The photo shows our "Cam Project Tudor" running on a chassis dyno in Oklahoma City. Over the years we have collected data from several dyno runs when we have investigated the effect of cams and heads on performance. Most of the data is in a spreadsheet which can be downloaded. The spreadsheet contains the full power and torque curves, while the basic data is summarized in the table below. Since this data is from a chassis dyno, the values correspond to those at the rear wheels and excludes drive train friction losses. We believe drive train friction losses are approximately 20 percent. For comparison, the Ford 1918 engine dyno data is included, but the values are reduced by 20 percent to account for friction losses.
We used three dynos in our tests: a commercial Dynojet in Tulsa, a commercial Mustang Dyno in Oklahoma City, and our "Cheapo Dyno" which can be downloaded. The tabulated values are from the commercial dynos. The Dynojet and Cheapo dyno were in fair agreed (see cam pages on Dyno Results), but the Mustang Dyno did not agree. The Mustang dyno data (the Sept. 2002 data) was "corrected" to make it consistent with the other two.
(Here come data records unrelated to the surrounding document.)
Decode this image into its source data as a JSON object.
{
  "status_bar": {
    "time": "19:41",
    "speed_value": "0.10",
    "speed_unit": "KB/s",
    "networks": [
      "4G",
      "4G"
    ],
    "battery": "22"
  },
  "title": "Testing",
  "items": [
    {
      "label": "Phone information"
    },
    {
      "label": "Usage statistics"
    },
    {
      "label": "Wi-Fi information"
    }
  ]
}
These dynos were designed for engines making considerably more power. One horsepower is 5 percent for a Model T, but less than 0.5 percent for a modern engine. We suspect that differences of less than 1 horsepower or 4 ft-lb are probably not significant. Be especially cautious when comparing numbers from the two different dynos (Sept. 2002 versus the others). Just remember your mileage may vary
We believe this data gives a general picture of the effect of cams and high compression heads. For a stock T engine a reground cam can cost you 10 to 15 percent of torque with little or no benefit in peak horsepower. A new Stipe cam is very close in performance to a new stock cam (no wear). A high compression head can give a 25 to 30 percent increase in torque and 40 to 45 percent increase in peak horsepower. Limited testing with a distributor versus vibrator coils gave a small increase in power and torque. We have done no testing of carburetors. To get a better idea of what this data means in terms of performance, check out the Power, Torque and Model T Peformance page.
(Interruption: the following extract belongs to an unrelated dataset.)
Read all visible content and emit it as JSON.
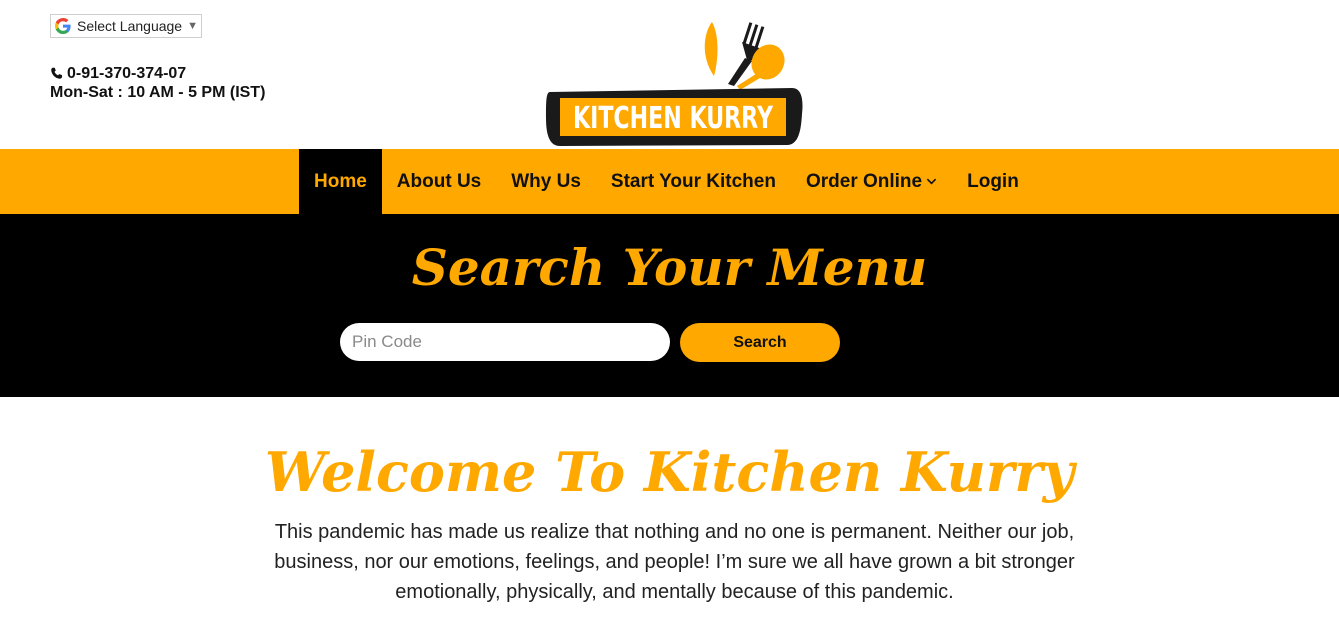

We have also been present for the "Dyno Day" at the Speedster Reunions held in Lincoln, NE in 2009 and 2011. This data was taken with a Mustang Dyno. We have much less confidence in this data, because there was so much scatter in the data. For example, the torque for a flathead Model T varied wildly from 0 to 100 ft-lb. Also, one engine was run both years with improvements made for 2011, but the dyno showed a loss of power. We could only make sense of the data by fitting a smooth curve to it. Some scatter is normal and smoothing is often required, but for this dyno the problem was substantial. We report the data since it is the only data we have seen for OHV engines.
OHV heads obviously make more power, but they do not appear to make appreciably more torque. The main benefit appears to be that the torque is maintained to higher engine speeds due to higher compression and better breathing. This is something to consider when you set up the gearing for your Model T, especially if it never gets beyond 2000 RPM (50 mph with standard gears or 60 mph with 3:1 gears).